Let’s consider one last example: counting Ebola deaths.

Example #3: Ebola Deaths

This past year, the whole world watched in horror as Ebola ravaged West Africa. It’s still happening, by the way, we’ve just stopped noticing. In any case, the WHO provides data about fatalities in weekly situation reports. I had an interesting discussion on twitter with Alex McDonnell about this data. In it he referred to errors in the WHO reports.

Errors? About one of the world’s most closely followed topics? From one of the world’s most respected organizations? You bet.

Let’s take a look at a timeline of cumulative deaths from Ebola as reported by WHO and CDC. Notice the drops in cumulative death counts – the handful of times when the lines slope down:

Of course it makes perfect sense: the task of diagnosing disease and ascertaining causes of death in some of the more remote locations, where the equipment and staff are often severely limited, must be incredibly difficult. If you read the WHO situation report you’ll notice that they classify cases as “confirmed”, “probable” and “suspected”. It’s not always so obvious. Here are the criteria:


The WHO and CDC actually do a very good job of speaking clearly about “reported” cases (the Dec 31st WHO situation report includes the word “reported” no less than 61 times).

I don’t bring up this example to criticize the people or organizations involved with fighting and documenting the Ebola outbreak. Far from it. This example merely demonstrates that the gap between data and reality can exist even when the stakes are high. Classifying diseases and deaths in chaotic conditions can be tricky business indeed.

How to Avoid Confusing Data with Reality

Notice that in these three examples – 1. earthquakes (a dubious trend), 2. bicycle counting (a spike or outlier), and 3. Ebola deaths (a downward slope in a cumulative line plot) – something in the view of the data itself alerted us to a potential “data-reality gap”. Visualizing the data can be one of the best ways to find problems with it.

Earlier in the game, though, it helps to remind ourselves that every data point that exists was collected, stored, accessed, etc, via imperfect processes. The more we know about these process – the equipment used, the protocol followed, the people involved, the steps they took, their motivations – the better equipped we will be to assess the “data-reality gap”.

Here are six seven suggestions to help you avoid confusing data with reality:

  1. Clearly understand the operational definitions of all metrics
  2. Draw the data collection steps as a process flow diagram
  3. Understand the limitations and inaccuracies of each step in the process
  4. Identify any changes in method or equipment over time
  5. Seek to understand the motives of the people collecting and reporting.

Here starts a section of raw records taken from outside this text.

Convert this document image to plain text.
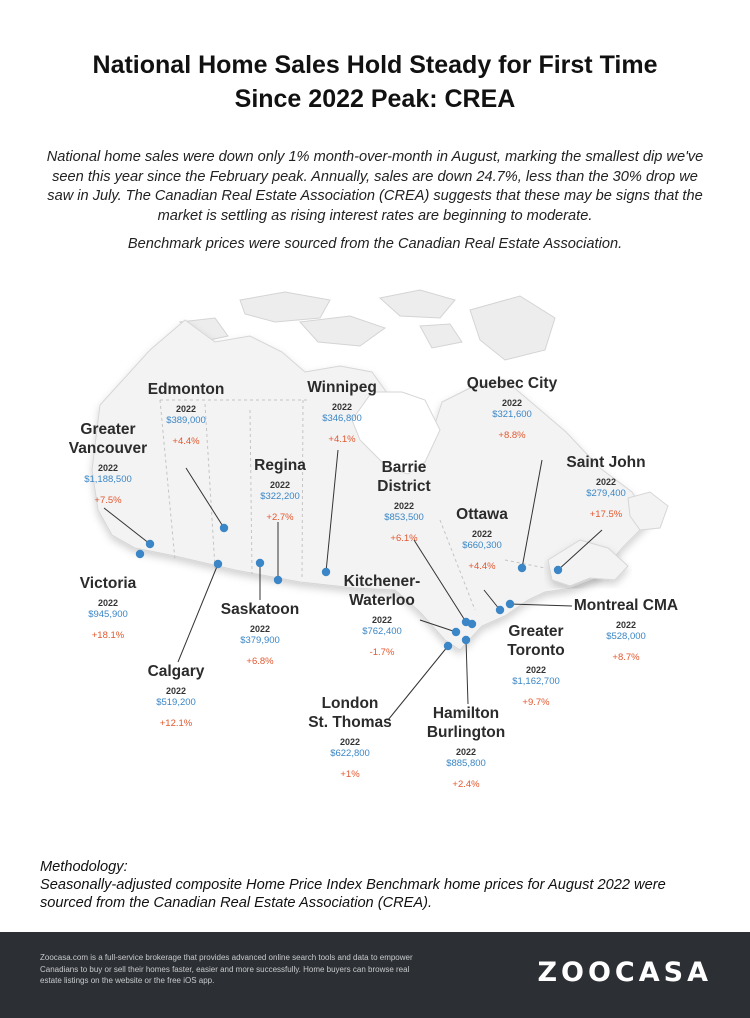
National Home Sales Hold Steady for First Time
Since 2022 Peak: CREA
National home sales were down only 1% month-over-month in August, marking the smallest dip we've seen this year since the February peak. Annually, sales are down 24.7%, less than the 30% drop we saw in July. The Canadian Real Estate Association (CREA) suggests that these may be signs that the market is settling as rising interest rates are beginning to moderate.
Benchmark prices were sourced from the Canadian Real Estate Association.
Greater
Vancouver
2022
$1,188,500
+7.5%
Victoria
2022
$945,900
+18.1%
Edmonton
2022
$389,000
+4.4%
Calgary
2022
$519,200
+12.1%
Regina
2022
$322,200
+2.7%
Saskatoon
2022
$379,900
+6.8%
Winnipeg
2022
$346,800
+4.1%
Barrie
District
2022
$853,500
+6.1%
Kitchener-
Waterloo
2022
$762,400
-1.7%
London
St. Thomas
2022
$622,800
+1%
Hamilton
Burlington
2022
$885,800
+2.4%
Greater
Toronto
2022
$1,162,700
+9.7%
Ottawa
2022
$660,300
+4.4%
Montreal CMA
2022
$528,000
+8.7%
Quebec City
2022
$321,600
+8.8%
Saint John
2022
$279,400
+17.5%
Methodology:
Seasonally-adjusted composite Home Price Index Benchmark home prices for August 2022 were sourced from the Canadian Real Estate Association (CREA).
Zoocasa.com is a full-service brokerage that provides advanced online search tools and data to empower Canadians to buy or sell their homes faster, easier and more successfully. Home buyers can browse real estate listings on the website or the free iOS app.	ZOOCASA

Could there be any biases or incentives involved?
  6. Visualize the data and investigate any shifts, outliers and trends for possible discrepancies
  7. Think carefully about data formatting, processing, and transformations (thanks Keith!)

Ultimately, each data collection activity is unique, and there are too many possible sources of error to list them all. These are some typical ones that I’ve come in contact with, and you may have your own suggestions. I’d love to hear them.

In Conclusion

At the core of this first “data pitfall” is our attitude toward data. Do we arrogantly or naively see ourselves as experts on a topic as soon as we get our hands on some data, or do we humbly realize that our knowledge is imperfect, and we may not know the full story?

We can’t ever perfectly know the “data-reality gap” because that would require perfect data. What we can do, though, is seek to identify any gaps that may exist, and take that into account when we use data to form our opinions.